Containers

Delegator Factories

Expressive supports the concept of delegator factories, which allow decoration of services created by your dependency injection container, across all dependency injection containers supported by Expressive.

Delegator factories accept the following arguments:

  • The container itself;
  • The name of the service whose creation is being decorated;
  • A callback that will produce the service being decorated.

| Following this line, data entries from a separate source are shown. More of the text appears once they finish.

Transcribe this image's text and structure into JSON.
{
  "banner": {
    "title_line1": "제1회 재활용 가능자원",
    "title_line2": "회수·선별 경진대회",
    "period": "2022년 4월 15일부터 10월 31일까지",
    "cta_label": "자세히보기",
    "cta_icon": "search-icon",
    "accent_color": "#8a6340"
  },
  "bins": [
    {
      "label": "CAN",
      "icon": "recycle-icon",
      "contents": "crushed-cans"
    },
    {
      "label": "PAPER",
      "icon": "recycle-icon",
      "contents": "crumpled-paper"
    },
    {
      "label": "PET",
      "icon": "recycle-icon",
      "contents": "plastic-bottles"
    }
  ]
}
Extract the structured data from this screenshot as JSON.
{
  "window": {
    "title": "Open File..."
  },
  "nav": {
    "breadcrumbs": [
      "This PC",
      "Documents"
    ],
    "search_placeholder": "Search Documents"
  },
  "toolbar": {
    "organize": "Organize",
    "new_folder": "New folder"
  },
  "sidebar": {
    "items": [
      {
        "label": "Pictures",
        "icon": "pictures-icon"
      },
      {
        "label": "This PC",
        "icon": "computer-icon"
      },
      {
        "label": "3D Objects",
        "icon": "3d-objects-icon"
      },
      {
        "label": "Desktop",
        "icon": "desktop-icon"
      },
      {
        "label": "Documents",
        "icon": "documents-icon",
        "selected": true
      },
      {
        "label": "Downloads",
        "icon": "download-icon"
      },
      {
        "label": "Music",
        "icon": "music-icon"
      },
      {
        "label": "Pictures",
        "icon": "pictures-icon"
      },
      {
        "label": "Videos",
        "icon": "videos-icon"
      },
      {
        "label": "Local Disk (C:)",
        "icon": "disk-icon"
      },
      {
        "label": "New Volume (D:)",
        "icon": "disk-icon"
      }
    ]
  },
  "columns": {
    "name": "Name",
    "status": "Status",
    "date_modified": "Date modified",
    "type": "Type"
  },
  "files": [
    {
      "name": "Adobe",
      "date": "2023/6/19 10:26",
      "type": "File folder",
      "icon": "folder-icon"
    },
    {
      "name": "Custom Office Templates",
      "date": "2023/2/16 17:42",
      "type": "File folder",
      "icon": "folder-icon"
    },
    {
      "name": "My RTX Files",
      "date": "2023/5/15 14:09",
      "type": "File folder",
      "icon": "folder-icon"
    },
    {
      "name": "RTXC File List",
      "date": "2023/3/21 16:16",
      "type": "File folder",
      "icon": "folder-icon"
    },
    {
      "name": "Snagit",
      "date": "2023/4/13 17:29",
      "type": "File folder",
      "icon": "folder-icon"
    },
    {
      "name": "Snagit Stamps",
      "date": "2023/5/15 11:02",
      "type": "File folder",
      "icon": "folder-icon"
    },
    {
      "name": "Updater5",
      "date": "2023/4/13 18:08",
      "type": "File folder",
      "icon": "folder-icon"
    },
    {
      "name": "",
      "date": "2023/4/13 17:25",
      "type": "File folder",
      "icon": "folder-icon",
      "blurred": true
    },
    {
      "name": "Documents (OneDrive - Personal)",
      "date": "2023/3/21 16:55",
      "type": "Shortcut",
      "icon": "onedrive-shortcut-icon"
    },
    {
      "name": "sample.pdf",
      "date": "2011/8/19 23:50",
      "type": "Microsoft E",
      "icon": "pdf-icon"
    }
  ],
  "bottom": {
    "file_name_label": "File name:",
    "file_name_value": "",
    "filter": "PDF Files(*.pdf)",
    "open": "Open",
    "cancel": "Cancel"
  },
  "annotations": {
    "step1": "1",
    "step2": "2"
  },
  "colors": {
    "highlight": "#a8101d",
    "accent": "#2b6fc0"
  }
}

As an example, let's say we have a UserRepository class that composes some sort of event manager. We might want to attach listeners to that event manager, but not wish to alter the basic creation logic for the repository itself. As such, we might write a delegator factory as follows:

namespace Acme;

use Psr\Container\ContainerInterface;
use Psr\Log\LoggerInterface;

class UserRepositoryListenerDelegatorFactory
{
    public function __invoke(ContainerInterface $container, string $name, callable $callback) : UserRepository
    {
        $listener = new LoggerListener($container->get(LoggerInterface::class));
        $repository = $callback();
        $repository->getEventManager()->attach($listener);
        return $repository;
    }
}

To notify the container about this delegator factory, we would add the following configuration to our application:

'dependencies' => [
    'delegators' => [
        Acme\UserRepository::class => [
            Acme\UserRepositoryListenerDelegatorFactory::class,
        ],
    ],
],

Note that you specify delegator factories using the service name being decorated as the key, with an array of delegator factories as a value. You may attach multiple delegator factories to any given service, which can be a very powerful feature.

At the time of writing, this feature works for each of the Aura.Di, Pimple, and zend-servicemanager container implementations.